Depuis, chaque fois que le parti au pouvoir se sent menacé dans l'isoloir, il pose son doigt sur la détente. Les exemples nous sont fami­liers : le lan­cement du missile Shavit 2 en 1961, en pleine affaire Lavon [les ser­vices israé­liens avaient organisé des attentats antioc­ci­dentaux en Egypte afin de dis­cré­diter le régime de Nasser] ; le bom­bar­dement du réacteur irakien Osirak en 1981 ; l'opération « Raisins de la colère » au Liban en 1996, et l'opération « Plomb durci » à Gaza avant les élec­tions de 2009. Dans ces deux der­niers cas, les opé­ra­tions mili­taires ont abouti à une défaite électorale.

Torpiller Ehoud Olmert

L'opération actuel­lement en cours, dite Colonne de nuée [ou Pilier de défense], appar­tient à cette caté­gorie. Le Premier ministre Benyamin Néta­nyahou espère neu­tra­liser tous ses rivaux poten­tiels, et le ministre de la Défense Ehoud Barak se bat pour récolter assez de voix afin de revenir à la Knesset.

Cette offensive contre le Hamas a tor­pillé les espoirs élec­toraux d'Ehoud Olmert l'indécis [l'ex-Premier-ministre cen­triste, 2006-​​2009], dont les fidèles atten­daient qu'il annonce sa can­di­dature le soir du 14 novembre en bran­dissant un pro­gramme axé sur la « question sociale et économique ».

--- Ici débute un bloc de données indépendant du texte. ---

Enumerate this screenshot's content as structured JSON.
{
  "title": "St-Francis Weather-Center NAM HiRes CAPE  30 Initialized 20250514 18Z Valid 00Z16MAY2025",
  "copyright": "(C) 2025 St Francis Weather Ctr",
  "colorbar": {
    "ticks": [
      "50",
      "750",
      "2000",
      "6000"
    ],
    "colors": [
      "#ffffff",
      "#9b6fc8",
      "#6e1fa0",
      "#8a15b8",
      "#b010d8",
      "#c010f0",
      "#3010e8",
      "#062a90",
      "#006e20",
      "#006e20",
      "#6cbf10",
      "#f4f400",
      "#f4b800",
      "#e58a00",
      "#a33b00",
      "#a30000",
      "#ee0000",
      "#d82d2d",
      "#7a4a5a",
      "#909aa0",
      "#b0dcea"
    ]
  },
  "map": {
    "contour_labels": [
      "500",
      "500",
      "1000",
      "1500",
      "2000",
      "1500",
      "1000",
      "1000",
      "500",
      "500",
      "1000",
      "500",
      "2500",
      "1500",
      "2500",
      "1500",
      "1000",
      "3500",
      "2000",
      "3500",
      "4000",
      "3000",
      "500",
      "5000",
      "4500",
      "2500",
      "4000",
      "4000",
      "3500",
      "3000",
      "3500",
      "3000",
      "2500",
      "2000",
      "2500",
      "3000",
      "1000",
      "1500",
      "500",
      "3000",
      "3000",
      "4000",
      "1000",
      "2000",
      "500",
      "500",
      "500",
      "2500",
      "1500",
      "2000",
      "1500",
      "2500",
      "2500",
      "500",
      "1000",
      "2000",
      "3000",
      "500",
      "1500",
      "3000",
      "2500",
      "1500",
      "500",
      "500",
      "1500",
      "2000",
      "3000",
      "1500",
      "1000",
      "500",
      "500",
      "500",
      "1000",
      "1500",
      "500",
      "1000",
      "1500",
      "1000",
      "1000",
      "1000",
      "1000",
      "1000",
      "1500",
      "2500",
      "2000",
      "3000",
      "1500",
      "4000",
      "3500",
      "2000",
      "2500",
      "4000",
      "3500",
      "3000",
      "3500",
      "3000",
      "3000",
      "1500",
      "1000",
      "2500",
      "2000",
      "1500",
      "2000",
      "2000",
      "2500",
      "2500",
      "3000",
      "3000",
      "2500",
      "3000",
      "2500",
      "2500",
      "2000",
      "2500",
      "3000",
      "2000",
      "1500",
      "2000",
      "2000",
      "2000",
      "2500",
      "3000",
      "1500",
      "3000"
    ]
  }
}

Quand tonne le canon, on ne voit plus que Néta­nyahou et Barak sur nos écrans, et tous les autres poli­ti­ciens ne peuvent que les applaudir. Le 22 janvier [date prévue des élec­tions légis­la­tives en Israël], le résultat poli­tique de l'opération sera évident. En revanche, ses consé­quences stra­té­giques sont plus com­plexes : Israël va devoir se trouver un nouveau sous-​​traitant à la place d'Ahmed Jaabari pour sur­veiller la fron­tière Sud.